5. Index method? why not just read the thing?
6. Do "Best Actress" winners have shorter marriages?
7. More on Iceland vs. Ireland.















"But those sarcastic comments come from little people, envious of great men like Thomas Friedman."
Whoa there Kemosabe. http://en.wikipedia.org/wiki/Thomas_Friedman#Opin…
Envious? Why? Of stuff like this?
"any car company that gets taxpayer money must demonstrate a plan for transforming every vehicle in its fleet to a hybrid-electric engine with flex-fuel capability, so its entire fleet can also run on next generation cellulosic ethanol"
If not his views, then of his influence? Did that influence get us where we got?
If not his influence, then what? Does he get lots of 'tang? Not interested.
I think Scott Sumner makes the mistake of assuming everyone thinks like a climbing academic.
Quick, Scott. Name an engineer.
Sumner: "As soon as I saw Tyler Cowen compared to Thomas Friedman, I knew that his commenters would ridicule him mercilessly. And I was right."
Basically, the envious charge is going to sound sticky the elite ear (although I think he might not have understood the nature of the snark, noone was ridiculing Tyler, and if he was right, maybe he should trust his gut more), but really, nothing Thomas Friedman has would really help me with my life. Maybe the money, but if I'm going to be envious of someone for money I might as well pick Warren Buffett. Have you read what a disaster Warren Buffett's personal life is?
Tyler that very first link is incorrect.
pretty solid to suggest that it may be the most important non-fiction book of the year on February 1st…
Sumner's quote only furthers my belief that many academics, regardless of their degree of intelligence, view the world through an array of very narrow tubes.
(How did those predictions for China ruling the world in 2010 come along, Mr. Sumner?)
re: #2
I think that densifying successfully will require solving the problems of urban crime, public schooling with diverse populations, and successful ability of former suburbanites to restrict who lives in an area. Absent a solution to these political problems, no technological solution will work.

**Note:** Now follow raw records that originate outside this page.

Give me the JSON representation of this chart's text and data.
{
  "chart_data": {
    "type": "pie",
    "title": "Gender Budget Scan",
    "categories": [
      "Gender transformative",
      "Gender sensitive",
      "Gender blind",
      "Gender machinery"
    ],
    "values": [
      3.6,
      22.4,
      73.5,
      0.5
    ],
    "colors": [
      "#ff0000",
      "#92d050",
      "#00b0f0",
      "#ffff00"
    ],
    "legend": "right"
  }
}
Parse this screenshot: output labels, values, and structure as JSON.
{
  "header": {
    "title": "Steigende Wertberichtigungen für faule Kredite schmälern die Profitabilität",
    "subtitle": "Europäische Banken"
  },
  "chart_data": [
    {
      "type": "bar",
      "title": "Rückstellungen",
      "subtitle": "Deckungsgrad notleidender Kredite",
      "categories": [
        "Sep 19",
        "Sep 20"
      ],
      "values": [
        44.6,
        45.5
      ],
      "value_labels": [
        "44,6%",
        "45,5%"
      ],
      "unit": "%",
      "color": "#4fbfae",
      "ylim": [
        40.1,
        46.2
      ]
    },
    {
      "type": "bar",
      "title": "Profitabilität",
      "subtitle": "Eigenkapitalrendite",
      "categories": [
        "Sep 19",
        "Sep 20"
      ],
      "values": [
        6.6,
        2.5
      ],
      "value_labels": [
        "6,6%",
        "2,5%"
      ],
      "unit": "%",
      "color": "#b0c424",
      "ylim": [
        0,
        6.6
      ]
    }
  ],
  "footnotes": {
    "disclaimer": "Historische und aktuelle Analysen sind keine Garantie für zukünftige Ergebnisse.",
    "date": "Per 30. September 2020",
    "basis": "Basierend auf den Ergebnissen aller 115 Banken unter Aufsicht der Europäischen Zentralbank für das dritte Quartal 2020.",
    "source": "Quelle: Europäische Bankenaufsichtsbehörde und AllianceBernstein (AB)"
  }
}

Europe has tended to traditionally maintain better public schools — at least with respect to preserving the prerogatives of the upper classes. Where this is breaking down (see parts of Paris and southern Europe) you also see movements towards private schooling or self segregation through high priced real estate. Crime and schooling are really big issues and if DC is an example there's no way you get a viable equilibrium in which middle class families with children will accept living in large urban areas.
Read the first chapter. With most american academics books is enough. After that , they repeat ad nauseam the same idea
And "densifying" to get more low-hanging fruit, from Ryan Avent.
I noticed that too and connected the idea of density with Steven Berlin Johnson's "adjacent possible," which he develops in Where Good Ideas Come From:
Still, as I think about this more after reading Avent's post, I'm not sure this would qualify as "low-hanging fruit:" it would require a lot of public transportation investment, city code rewriting, and a fundamental reorientation of policy. This would be hard in real terms and political ones. I might call it "medium-hanging fruit," mostly because it would be very hard but is at least possible given what we have—meaning it doesn't require immediate technological breakthrough.
An interesting post from Free Exchange about the most influential economists and Tyler Cowen is mentionned: http://www.economist.com/blogs/freeexchange/2011/…
By the way, as far as I know, 'Steven Johnson's "adjacent possible"' is actually Stuart Kauffman's "adjacent possible". http://www.edge.org/3rd_culture/kauffman03/kauffm…
Are there any reviews from people actually involved in fields that innovate? An awful lot of writers and economists, few (no?) scientists or engineers.